The appearance of the breasts when raising the arms.
noticeably in the breasts and nipples, such as noticeable redness.
new and permanent redness or peeling of the chest skin.
swollen lymph nodes in the armpit.
However, symptoms do not necessarily mean that the disease is breast cancer, but if the patient notices these symptoms, a medical examination is highly recommended.
If the disease has already reached an advanced stage, the symptoms are:
Unwanted weight loss.
Extreme tiredness and frequent fatigue.
General pain such as extremity or back pain.
Breast cancer causes
A number of factors and variables play an important role in determining the incidence of breast cancer, including the relationship of human gender to breast cancer symptoms.
Breast cancer is more common in women than in men, and statistically, there is less than one sick man for every 100 sick women.
Also, symptoms are more severe in women than in men.
Age and symptoms of breast cancer
The risk of developing cancer increases with age.
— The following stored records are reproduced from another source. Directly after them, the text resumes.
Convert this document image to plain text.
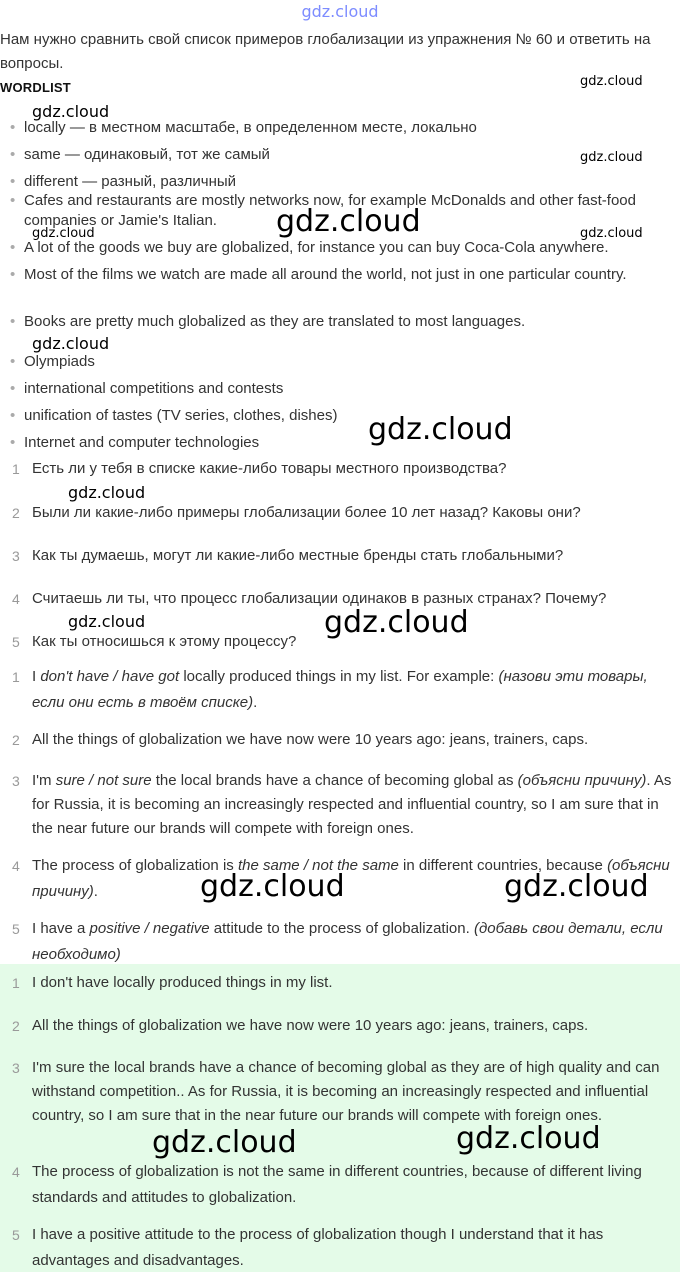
gdz.cloud
Нам нужно сравнить свой список примеров глобализации из упражнения № 60 и ответить на вопросы.
WORDLIST
• locally — в местном масштабе, в определенном месте, локально
• same — одинаковый, тот же самый
• different — разный, различный
• Cafes and restaurants are mostly networks now, for example McDonalds and other fast-food companies or Jamie's Italian.
• A lot of the goods we buy are globalized, for instance you can buy Coca-Cola anywhere.
• Most of the films we watch are made all around the world, not just in one particular country.
• Books are pretty much globalized as they are translated to most languages.
• Olympiads
• international competitions and contests
• unification of tastes (TV series, clothes, dishes)
• Internet and computer technologies
1 Есть ли у тебя в списке какие-либо товары местного производства?
2 Были ли какие-либо примеры глобализации более 10 лет назад? Каковы они?
3 Как ты думаешь, могут ли какие-либо местные бренды стать глобальными?
4 Считаешь ли ты, что процесс глобализации одинаков в разных странах? Почему?
5 Как ты относишься к этому процессу?
1 I don't have / have got locally produced things in my list. For example: (назови эти товары, если они есть в твоём списке).
2 All the things of globalization we have now were 10 years ago: jeans, trainers, caps.
3 I'm sure / not sure the local brands have a chance of becoming global as (объясни причину). As for Russia, it is becoming an increasingly respected and influential country, so I am sure that in the near future our brands will compete with foreign ones.
4 The process of globalization is the same / not the same in different countries, because (объясни причину).
5 I have a positive / negative attitude to the process of globalization. (добавь свои детали, если необходимо)
1 I don't have locally produced things in my list.
2 All the things of globalization we have now were 10 years ago: jeans, trainers, caps.
3 I'm sure the local brands have a chance of becoming global as they are of high quality and can withstand competition.. As for Russia, it is becoming an increasingly respected and influential country, so I am sure that in the near future our brands will compete with foreign ones.
4 The process of globalization is not the same in different countries, because of different living standards and attitudes to globalization.
5 I have a positive attitude to the process of globalization though I understand that it has advantages and disadvantages.
gdz.cloud
gdz.cloud
gdz.cloud
gdz.cloud	gdz.cloud	gdz.cloud
gdz.cloud
gdz.cloud
gdz.cloud
gdz.cloud	gdz.cloud
gdz.cloud	gdz.cloud
gdz.cloud	gdz.cloud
Breast cancer is more common in women age 50 and older, and about 78% of patients are diagnosed at this age.
About 15% of patients are diagnosed between the ages of 40-49 and about 6% of patients are diagnosed under the age of 40.
Therefore, women over fifty should be more careful in being aware of the symptoms of breast cancer.
Hence, we find that age is an important factor affecting the likelihood of developing this disease.
Breast cancer symptoms and family history
Women whose family member has been diagnosed with breast or ovarian cancer before, especially if it is a first-degree relative (mother or sister), should be more careful about any possible symptoms of breast cancer, because their risk of developing this disease is much higher than the rest. Women who do not have this important risk factor.
Any woman with dense breasts has a higher risk of developing breast cancer.
Dense breasts refer to a condition in which most of the breast tissue is composed primarily of connective tissue and very little fatty tissue.
This condition is especially characteristic of young women.
Radiation therapy to the chest area at an early age
Women who have undergone radiation therapy to the breast (usually as a treatment for lymphoma), especially in the age of breast development, are more likely to develop the disease. Therefore it is necessary to check the symptoms of breast cancer.
There is no doubt that hormonal factors increase the risk of breast cancer, and they are as follows:
Women who have been taking replacement therapy for menopause, especially treatment that combines estrogen and progesterone, for more than 10 years.
With the discontinuation of treatment, the risk decreases, so these women are advised to be monitored medically and to take treatment for the shortest possible period of time.
Women who have never had children, or who have given birth in old age, after the age of 35.
A woman who has never breastfed or who has breastfed for a short period of time, less than a year.
Women who had their period at an early age (before age 11) or entered menopause at a relatively older age (after age 55).
And women living in these conditions should be alert in the event of any possible symptoms of breast cancer.
breast cancer treatment
Radiation therapy for breast cancer
Without radiation, the chance of cancer returning after surgery is about 50%, so radiation therapy should be included as much as possible to treat symptoms of breast cancer.
The goal of radiotherapy after surgery is to destroy very small remnants of the tumor.
Radiation therapy is recommended after resection if the tumor is larger than 3 cm.
Breast cancer chemotherapy
If patients ignore the symptoms of breast cancer or do not detect them, the situation will worsen, and medicine will resort to chemotherapy.
And chemo drugs are pills that carry toxic substances to cancer cells, and they work throughout the body, causing damage and decomposition of cancer cells, which is important for treating and reducing the severity of symptoms.
The drawback of chemotherapy is that the drugs also prevent healthy cells from dividing.
Which affects the cells of the hair roots and the cells of the mucous membranes.